The New York Times Decides to Apply AI to Its Products and Editorial Team
AI Applied to Editing and Product Teams
On February 17, The New York Times announced its decision to apply AI technology to its product and editorial teams. Internal tools may eventually be used for writing social media copy, SEO headlines, and some code. According to a report by Semafor, the company’s email notification stated that AI training would be provided to editorial staff and a new tool called “Echo” would be launched.
AI Training and Tool Guidelines
The company also shared editorial guidelines for using AI and provided several AI products for staff to develop website products and creative content. “Generative AI helps journalists dig deeper into the truth and helps more people understand the world. Machine learning has already helped us report some stories that were difficult to cover, and generative AI is expected to further enhance our news capabilities,” stated The New York Times editorial guidelines.
Approval and Use of AI Tools
The New York Times has approved a series of AI tools for use by editorial and product teams, including GitHub’s programming assistant, Google’s Vertex AI, NotebookLM, The New York Times’ ChatExplorer, some Amazon AI products, and OpenAI’s non-ChatGPT API via The New York Times’ commercial account (with legal department approval). Additionally, the company announced the launch of “Echo,” an internal testing tool to succinctly summarize The New York Times’ articles, briefs, and interactive content.
Encouraging Editorial Staff to Use AI Tools
The newspaper encourages editorial staff to use these AI tools for generating SEO headlines, summaries, audience engagement content, suggesting edits, raising questions and ideas, querying journalists' documents, participating in research, and analyzing The New York Times’ own content and images. In a series of training documents, the editorial guidelines list possible use cases for journalists, such as:
- "How many times does AI appear in this New York Times report?"
- "Can you make this paragraph more concise?"
- "If you were to post this article on Facebook, how would you promote it?"
- "Write a short summary of this article in clear, conversational language for a news brief."
- "Can you suggest five SEO-optimized headlines for this article?"
- "Can you summarize this Shakespeare play briefly?"
- "Can you summarize this government report in plain language?"
Limitations on AI Use
However, the company has set limitations on AI use, emphasizing potential risks of copyright and source leakage. The company informed editorial staff not to use AI to draft or significantly modify articles, not to input third-party copyrighted material (especially confidential source information), not to bypass paywalls using AI, and not to publish machine-generated images or videos unless demonstrating technology with proper attribution. The company stated that improper use of unauthorized AI tools could cause The New York Times to lose its rights to protect sources and notes.
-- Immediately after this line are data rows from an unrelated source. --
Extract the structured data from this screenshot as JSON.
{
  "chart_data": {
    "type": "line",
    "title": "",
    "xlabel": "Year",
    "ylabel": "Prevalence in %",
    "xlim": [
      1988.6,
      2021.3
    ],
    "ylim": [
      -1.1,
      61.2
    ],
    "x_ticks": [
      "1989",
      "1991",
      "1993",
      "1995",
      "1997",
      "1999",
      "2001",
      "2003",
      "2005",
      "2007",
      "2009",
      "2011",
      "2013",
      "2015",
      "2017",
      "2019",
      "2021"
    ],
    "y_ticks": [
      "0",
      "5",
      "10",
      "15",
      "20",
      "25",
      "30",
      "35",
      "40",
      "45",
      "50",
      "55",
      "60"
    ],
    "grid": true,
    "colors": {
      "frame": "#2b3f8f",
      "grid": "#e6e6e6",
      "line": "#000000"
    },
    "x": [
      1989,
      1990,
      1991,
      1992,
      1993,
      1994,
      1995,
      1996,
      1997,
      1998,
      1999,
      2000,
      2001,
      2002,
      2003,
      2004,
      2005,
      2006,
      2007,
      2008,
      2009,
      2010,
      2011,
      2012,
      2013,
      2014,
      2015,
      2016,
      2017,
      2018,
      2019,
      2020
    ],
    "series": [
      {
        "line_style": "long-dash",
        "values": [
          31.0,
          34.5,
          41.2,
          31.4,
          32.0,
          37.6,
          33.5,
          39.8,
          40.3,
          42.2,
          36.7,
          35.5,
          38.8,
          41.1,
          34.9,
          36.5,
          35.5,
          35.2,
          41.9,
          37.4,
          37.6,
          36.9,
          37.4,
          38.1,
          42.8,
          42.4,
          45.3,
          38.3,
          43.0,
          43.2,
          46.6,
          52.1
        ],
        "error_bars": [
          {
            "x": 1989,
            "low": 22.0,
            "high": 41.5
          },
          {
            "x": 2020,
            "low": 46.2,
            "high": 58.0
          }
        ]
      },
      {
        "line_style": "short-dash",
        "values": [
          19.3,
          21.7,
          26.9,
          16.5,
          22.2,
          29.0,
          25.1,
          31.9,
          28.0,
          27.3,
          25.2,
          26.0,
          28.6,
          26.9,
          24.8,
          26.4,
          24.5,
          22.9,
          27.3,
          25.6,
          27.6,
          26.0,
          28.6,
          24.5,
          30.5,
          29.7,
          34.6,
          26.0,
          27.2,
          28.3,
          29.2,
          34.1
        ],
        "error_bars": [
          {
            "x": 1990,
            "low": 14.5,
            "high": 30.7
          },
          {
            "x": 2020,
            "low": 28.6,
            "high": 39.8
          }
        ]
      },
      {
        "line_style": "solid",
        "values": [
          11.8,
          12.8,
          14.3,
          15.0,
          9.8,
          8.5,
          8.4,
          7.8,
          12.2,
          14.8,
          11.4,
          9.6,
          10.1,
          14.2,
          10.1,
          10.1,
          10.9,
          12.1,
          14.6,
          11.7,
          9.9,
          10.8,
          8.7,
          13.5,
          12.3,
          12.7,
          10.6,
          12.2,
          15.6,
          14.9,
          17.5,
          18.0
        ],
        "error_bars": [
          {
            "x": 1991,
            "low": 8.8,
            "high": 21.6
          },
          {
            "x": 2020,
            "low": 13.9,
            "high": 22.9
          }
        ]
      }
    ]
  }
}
Legal Battles and Technological Innovation
The New York Times is still engaged in a legal battle with OpenAI, accusing the company of using its content without permission to train models, constituting a severe copyright infringement. OpenAI’s largest investor, Microsoft, has argued that The New York Times’ actions are an attempt to stifle technological innovation.
Conclusion
The New York Times introduces AI tools to enhance the efficiency and quality of news editing and product development. Despite facing legal challenges and usage restrictions, the application of AI technology will bring more opportunities for innovation and development. In the future, as AI technology continues to evolve, The New York Times is expected to gain stronger competitiveness and influence in news reporting and content creation.